Later that same day: Jim Kalbach rounds out a set of posts (June 13, 2007, June 2, 2007, and May 28, 2007) about the book with one that evaluates it overall. His summary: “This is perhaps one of the most interesting books about information and its order that I’ve read. Though I disagree with Weinberger on many points, the book got me thinking, and I found it quite engaging overall.”

RU Sirius, the interview

10ZenMonkeys has posted a transcript of the interview RU Sirius did with me, as well as a link to the audio.

The latest in the Harvard Berkman-Wired Miscellaneous Podcasts series of interviews is up. I talk with my old friend Paul English, founder of Kayak.com (a travel site that kicks butt) about making a business out of other companies’ information. But Paul is also deeply involved in health care issues in developing nations where aggregating information can have benefits even more important than saving you $20 on your flight.

Editor in Chief of Oxford’s American Dictionaries likes EiM

Writers Read asked “Erin McKean, aka ‘America’s Lexicographical Sweetheart’ and ‘the queen and rock star among lexicographers,’ is the Editor in Chief of Oxford’s American Dictionaries, what she’s reading.  She replied:

I’m right in the middle of David Weinberger’s Everything is Miscellaneous, which is terrifically smart and eerily prescient about where information is going (and how we’ll find it once we’ve caught up to it).
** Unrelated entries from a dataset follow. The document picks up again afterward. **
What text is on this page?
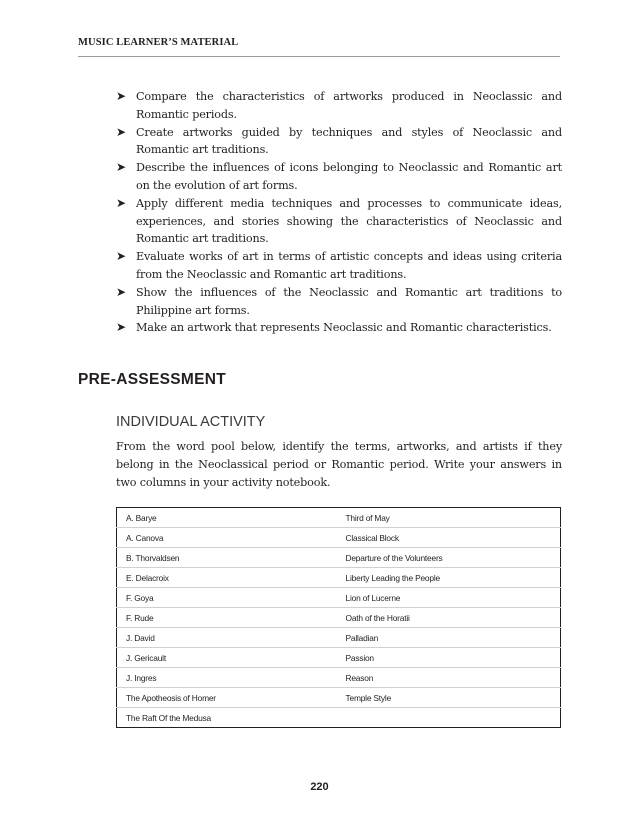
MUSIC LEARNER’S MATERIAL
➤ Compare the characteristics of artworks produced in Neoclassic and Romantic periods.
➤ Create artworks guided by techniques and styles of Neoclassic and Romantic art traditions.
➤ Describe the influences of icons belonging to Neoclassic and Romantic art on the evolution of art forms.
➤ Apply different media techniques and processes to communicate ideas, experiences, and stories showing the characteristics of Neoclassic and Romantic art traditions.
➤ Evaluate works of art in terms of artistic concepts and ideas using criteria from the Neoclassic and Romantic art traditions.
➤ Show the influences of the Neoclassic and Romantic art traditions to Philippine art forms.
➤ Make an artwork that represents Neoclassic and Romantic characteristics.
PRE-ASSESSMENT
INDIVIDUAL ACTIVITY
From the word pool below, identify the terms, artworks, and artists if they belong in the Neoclassical period or Romantic period. Write your answers in two columns in your activity notebook.
A. Barye	Third of May
A. Canova	Classical Block
B. Thorvaldsen	Departure of the Volunteers
E. Delacroix	Liberty Leading the People
F. Goya	Lion of Lucerne
F. Rude	Oath of the Horatii
J. David	Palladian
J. Gericault	Passion
J. Ingres	Reason
The Apotheosis of Homer	Temple Style
The Raft Of the Medusa	
220
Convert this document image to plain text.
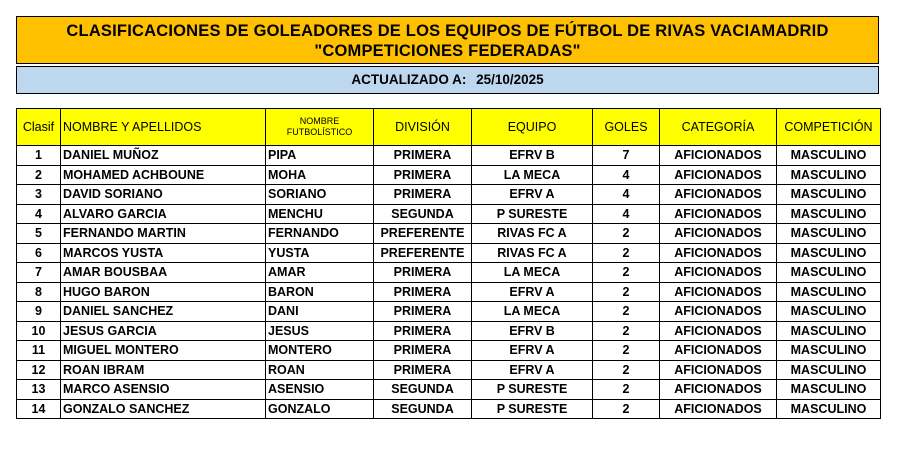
CLASIFICACIONES DE GOLEADORES DE LOS EQUIPOS DE FÚTBOL DE RIVAS VACIAMADRID
"COMPETICIONES FEDERADAS"
ACTUALIZADO A: 25/10/2025
Clasif	NOMBRE Y APELLIDOS	NOMBRE FUTBOLÍSTICO	DIVISIÓN	EQUIPO	GOLES	CATEGORÍA	COMPETICIÓN
1	DANIEL MUÑOZ	PIPA	PRIMERA	EFRV B	7	AFICIONADOS	MASCULINO
2	MOHAMED ACHBOUNE	MOHA	PRIMERA	LA MECA	4	AFICIONADOS	MASCULINO
3	DAVID SORIANO	SORIANO	PRIMERA	EFRV A	4	AFICIONADOS	MASCULINO
4	ALVARO GARCIA	MENCHU	SEGUNDA	P SURESTE	4	AFICIONADOS	MASCULINO
5	FERNANDO MARTIN	FERNANDO	PREFERENTE	RIVAS FC A	2	AFICIONADOS	MASCULINO
6	MARCOS YUSTA	YUSTA	PREFERENTE	RIVAS FC A	2	AFICIONADOS	MASCULINO
7	AMAR BOUSBAA	AMAR	PRIMERA	LA MECA	2	AFICIONADOS	MASCULINO
8	HUGO BARON	BARON	PRIMERA	EFRV A	2	AFICIONADOS	MASCULINO
9	DANIEL SANCHEZ	DANI	PRIMERA	LA MECA	2	AFICIONADOS	MASCULINO
10	JESUS GARCIA	JESUS	PRIMERA	EFRV B	2	AFICIONADOS	MASCULINO
11	MIGUEL MONTERO	MONTERO	PRIMERA	EFRV A	2	AFICIONADOS	MASCULINO
12	ROAN IBRAM	ROAN	PRIMERA	EFRV A	2	AFICIONADOS	MASCULINO
13	MARCO ASENSIO	ASENSIO	SEGUNDA	P SURESTE	2	AFICIONADOS	MASCULINO
14	GONZALO SANCHEZ	GONZALO	SEGUNDA	P SURESTE	2	AFICIONADOS	MASCULINO
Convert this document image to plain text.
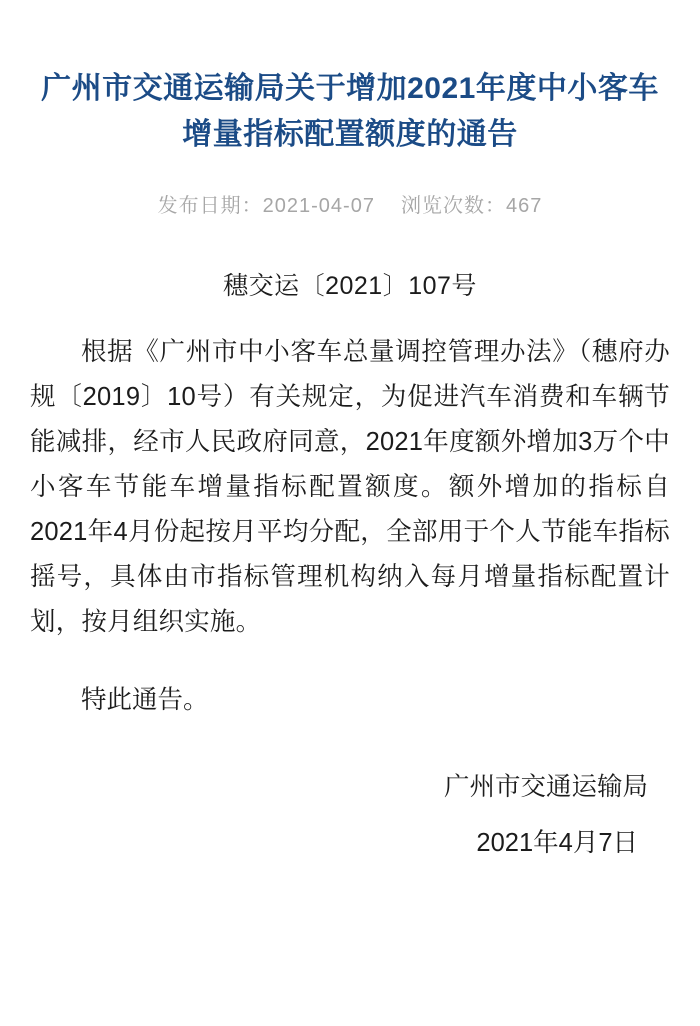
广州市交通运输局关于增加2021年度中小客车增量指标配置额度的通告
发布日期：2021-04-07 浏览次数：467
穗交运〔2021〕107号

根据《广州市中小客车总量调控管理办法》（穗府办规〔2019〕10号）有关规定，为促进汽车消费和车辆节能减排，经市人民政府同意，2021年度额外增加3万个中小客车节能车增量指标配置额度。额外增加的指标自2021年4月份起按月平均分配，全部用于个人节能车指标摇号，具体由市指标管理机构纳入每月增量指标配置计划，按月组织实施。

特此通告。

广州市交通运输局
2021年4月7日
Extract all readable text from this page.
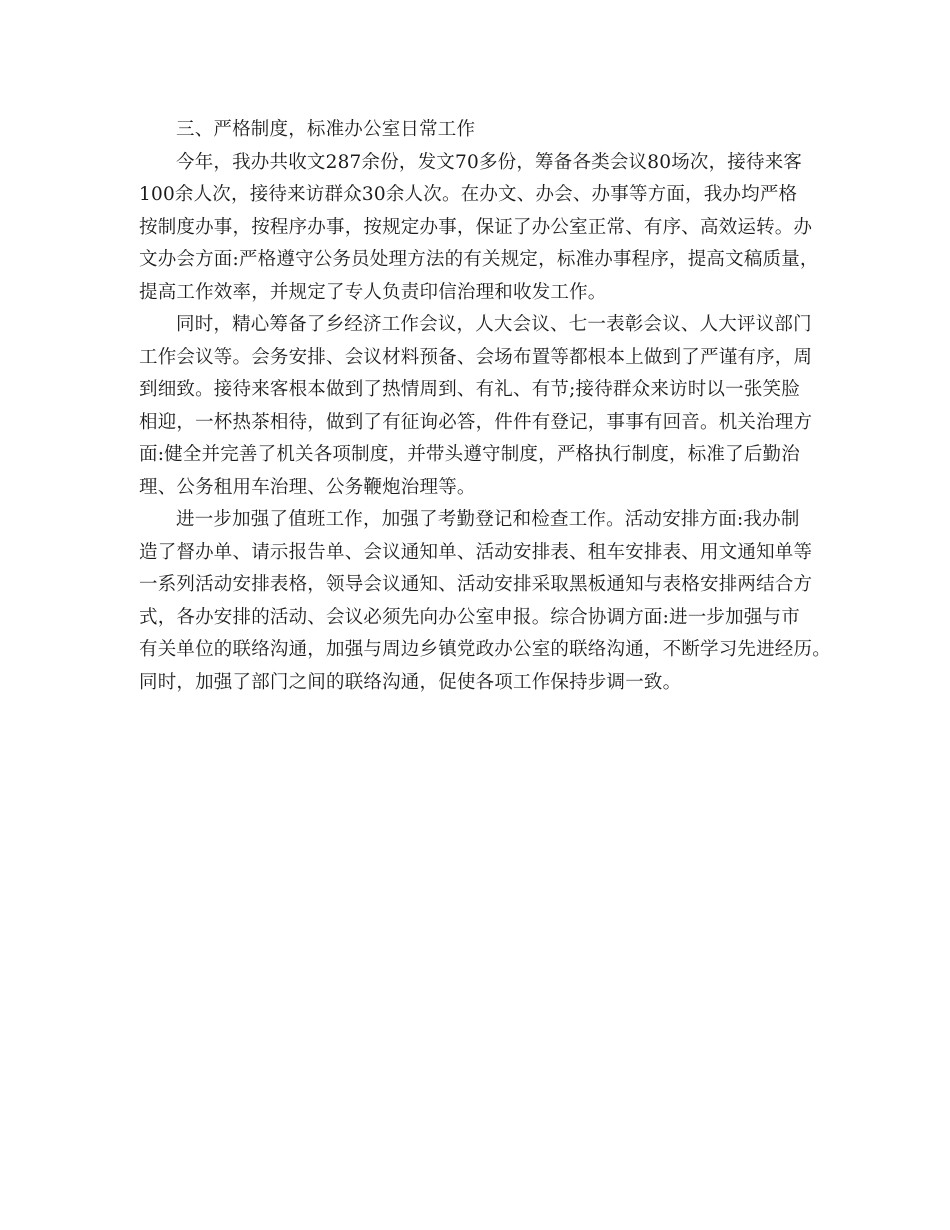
三、严格制度，标准办公室日常工作
今年，我办共收文287余份，发文70多份，筹备各类会议80场次，接待来客
100余人次，接待来访群众30余人次。在办文、办会、办事等方面，我办均严格
按制度办事，按程序办事，按规定办事，保证了办公室正常、有序、高效运转。办
文办会方面:严格遵守公务员处理方法的有关规定，标准办事程序，提高文稿质量，
提高工作效率，并规定了专人负责印信治理和收发工作。
同时，精心筹备了乡经济工作会议，人大会议、七一表彰会议、人大评议部门
工作会议等。会务安排、会议材料预备、会场布置等都根本上做到了严谨有序，周
到细致。接待来客根本做到了热情周到、有礼、有节;接待群众来访时以一张笑脸
相迎，一杯热茶相待，做到了有征询必答，件件有登记，事事有回音。机关治理方
面:健全并完善了机关各项制度，并带头遵守制度，严格执行制度，标准了后勤治
理、公务租用车治理、公务鞭炮治理等。
进一步加强了值班工作，加强了考勤登记和检查工作。活动安排方面:我办制
造了督办单、请示报告单、会议通知单、活动安排表、租车安排表、用文通知单等
一系列活动安排表格，领导会议通知、活动安排采取黑板通知与表格安排两结合方
式，各办安排的活动、会议必须先向办公室申报。综合协调方面:进一步加强与市
有关单位的联络沟通，加强与周边乡镇党政办公室的联络沟通，不断学习先进经历。
同时，加强了部门之间的联络沟通，促使各项工作保持步调一致。
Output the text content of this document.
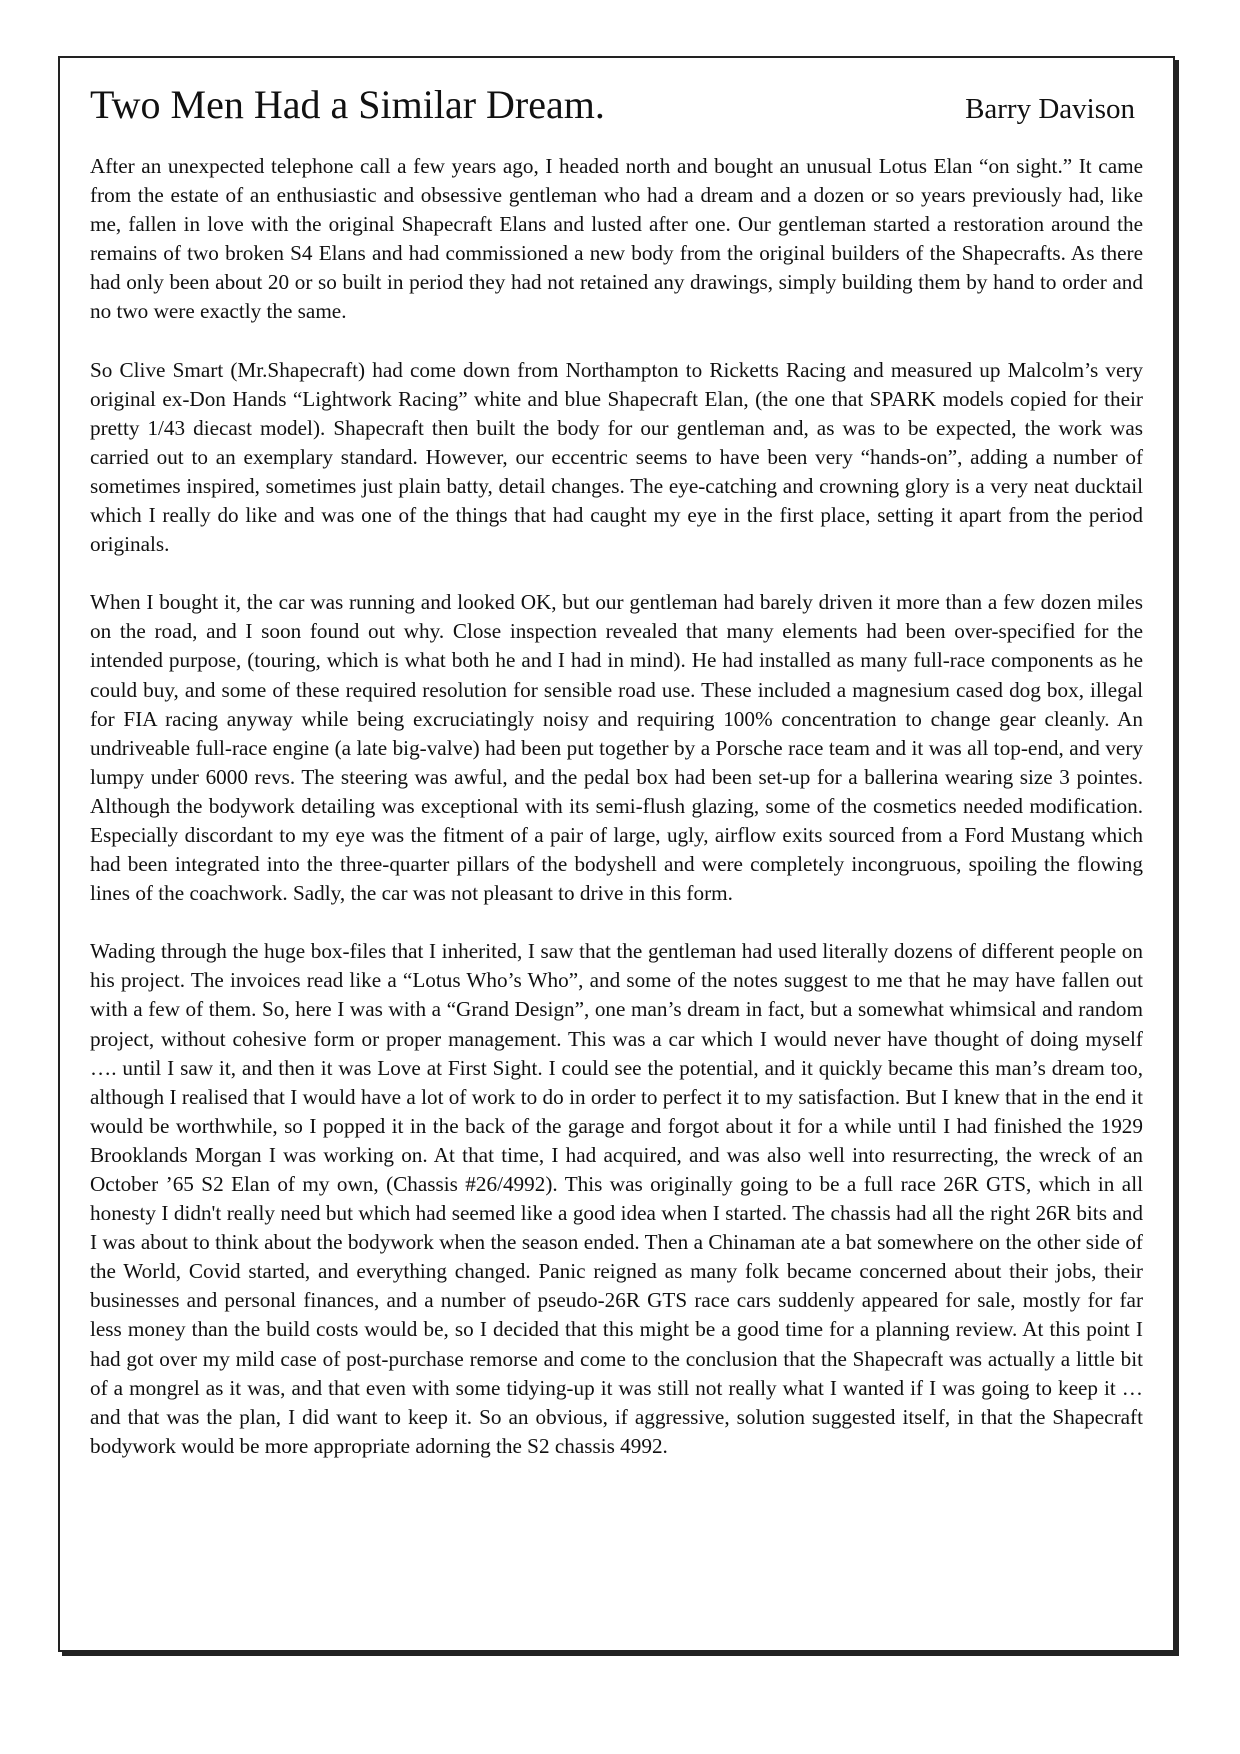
Two Men Had a Similar Dream.	Barry Davison

After an unexpected telephone call a few years ago, I headed north and bought an unusual Lotus Elan “on sight.” It came from the estate of an enthusiastic and obsessive gentleman who had a dream and a dozen or so years previously had, like me, fallen in love with the original Shapecraft Elans and lusted after one. Our gentleman started a restoration around the remains of two broken S4 Elans and had commissioned a new body from the original builders of the Shapecrafts. As there had only been about 20 or so built in period they had not retained any drawings, simply building them by hand to order and no two were exactly the same.

So Clive Smart (Mr.Shapecraft) had come down from Northampton to Ricketts Racing and measured up Malcolm’s very original ex-Don Hands “Lightwork Racing” white and blue Shapecraft Elan, (the one that SPARK models copied for their pretty 1/43 diecast model). Shapecraft then built the body for our gentleman and, as was to be expected, the work was carried out to an exemplary standard. However, our eccentric seems to have been very “hands-on”, adding a number of sometimes inspired, sometimes just plain batty, detail changes. The eye-catching and crowning glory is a very neat ducktail which I really do like and was one of the things that had caught my eye in the first place, setting it apart from the period originals.

When I bought it, the car was running and looked OK, but our gentleman had barely driven it more than a few dozen miles on the road, and I soon found out why. Close inspection revealed that many elements had been over-specified for the intended purpose, (touring, which is what both he and I had in mind). He had installed as many full-race components as he could buy, and some of these required resolution for sensible road use. These included a magnesium cased dog box, illegal for FIA racing anyway while being excruciatingly noisy and requiring 100% concentration to change gear cleanly. An undriveable full-race engine (a late big-valve) had been put together by a Porsche race team and it was all top-end, and very lumpy under 6000 revs. The steering was awful, and the pedal box had been set-up for a ballerina wearing size 3 pointes. Although the bodywork detailing was exceptional with its semi-flush glazing, some of the cosmetics needed modification. Especially discordant to my eye was the fitment of a pair of large, ugly, airflow exits sourced from a Ford Mustang which had been integrated into the three-quarter pillars of the bodyshell and were completely incongruous, spoiling the flowing lines of the coachwork. Sadly, the car was not pleasant to drive in this form.

Wading through the huge box-files that I inherited, I saw that the gentleman had used literally dozens of different people on his project. The invoices read like a “Lotus Who’s Who”, and some of the notes suggest to me that he may have fallen out with a few of them. So, here I was with a “Grand Design”, one man’s dream in fact, but a somewhat whimsical and random project, without cohesive form or proper management. This was a car which I would never have thought of doing myself …. until I saw it, and then it was Love at First Sight. I could see the potential, and it quickly became this man’s dream too, although I realised that I would have a lot of work to do in order to perfect it to my satisfaction. But I knew that in the end it would be worthwhile, so I popped it in the back of the garage and forgot about it for a while until I had finished the 1929 Brooklands Morgan I was working on. At that time, I had acquired, and was also well into resurrecting, the wreck of an October ’65 S2 Elan of my own, (Chassis #26/4992). This was originally going to be a full race 26R GTS, which in all honesty I didn't really need but which had seemed like a good idea when I started. The chassis had all the right 26R bits and I was about to think about the bodywork when the season ended. Then a Chinaman ate a bat somewhere on the other side of the World, Covid started, and everything changed. Panic reigned as many folk became concerned about their jobs, their businesses and personal finances, and a number of pseudo-26R GTS race cars suddenly appeared for sale, mostly for far less money than the build costs would be, so I decided that this might be a good time for a planning review. At this point I had got over my mild case of post-purchase remorse and come to the conclusion that the Shapecraft was actually a little bit of a mongrel as it was, and that even with some tidying-up it was still not really what I wanted if I was going to keep it … and that was the plan, I did want to keep it. So an obvious, if aggressive, solution suggested itself, in that the Shapecraft bodywork would be more appropriate adorning the S2 chassis 4992.
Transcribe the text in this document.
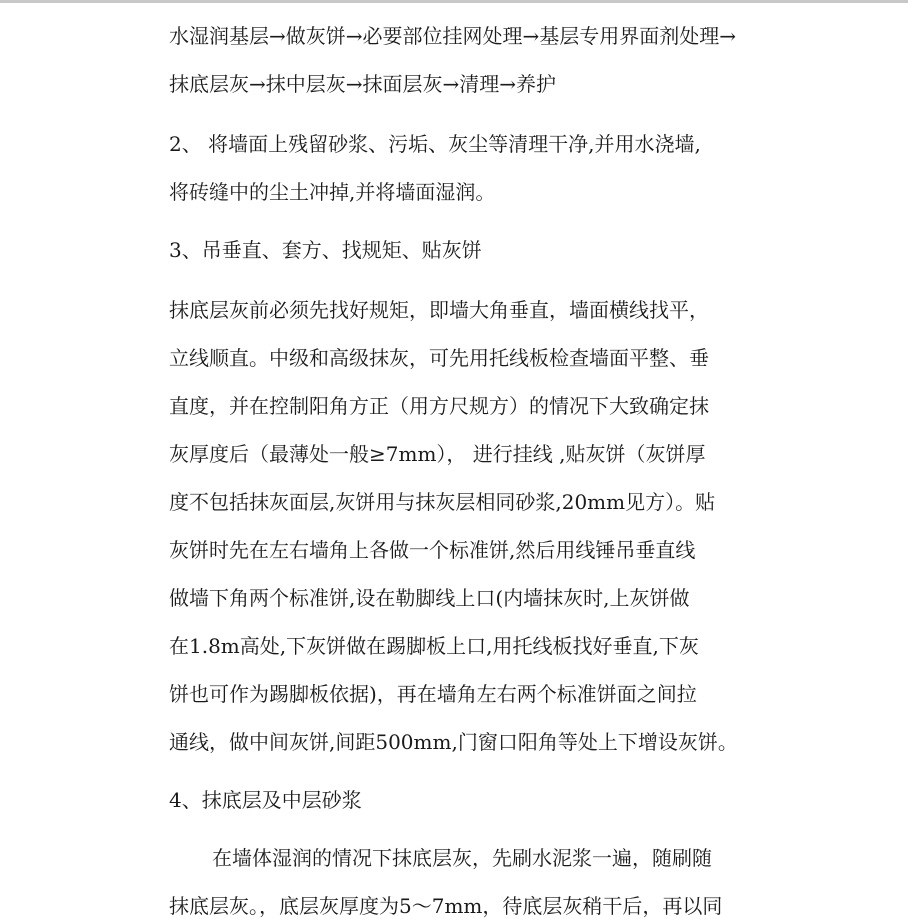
水湿润基层→做灰饼→必要部位挂网处理→基层专用界面剂处理→
抹底层灰→抹中层灰→抹面层灰→清理→养护
2、 将墙面上残留砂浆、污垢、灰尘等清理干净,并用水浇墙,
将砖缝中的尘土冲掉,并将墙面湿润。
3、吊垂直、套方、找规矩、贴灰饼
抹底层灰前必须先找好规矩，即墙大角垂直，墙面横线找平，
立线顺直。中级和高级抹灰，可先用托线板检查墙面平整、垂
直度，并在控制阳角方正（用方尺规方）的情况下大致确定抹
灰厚度后（最薄处一般≥7mm）， 进行挂线 ,贴灰饼（灰饼厚
度不包括抹灰面层,灰饼用与抹灰层相同砂浆,20mm见方）。贴
灰饼时先在左右墙角上各做一个标准饼,然后用线锤吊垂直线
做墙下角两个标准饼,设在勒脚线上口(内墙抹灰时,上灰饼做
在1.8m高处,下灰饼做在踢脚板上口,用托线板找好垂直,下灰
饼也可作为踢脚板依据)，再在墙角左右两个标准饼面之间拉
通线，做中间灰饼,间距500mm,门窗口阳角等处上下增设灰饼。
4、抹底层及中层砂浆
在墙体湿润的情况下抹底层灰，先刷水泥浆一遍，随刷随
抹底层灰。，底层灰厚度为5～7mm，待底层灰稍干后，再以同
As a lexicographer, I especially enjoyed his take on the evolution of alphabetical order … finally, someone gets it!

Thanks!

Three more reviews

AcademHack thinks it’s an ok book — good for an aiplane ride, but not scholarly enough.

Hans-Christoph Hobohm considers it at length (in German), finds it to be too American and hype-y, but also thinks it’s a “beautifully written, intelligent essay” that is “absolutely worth reading.”

Seamus McCauley looks at the book as an economist, focusing on what it has to say about the disintermediation of business (what I call “meta-business”). He thinks the book is “excellent.”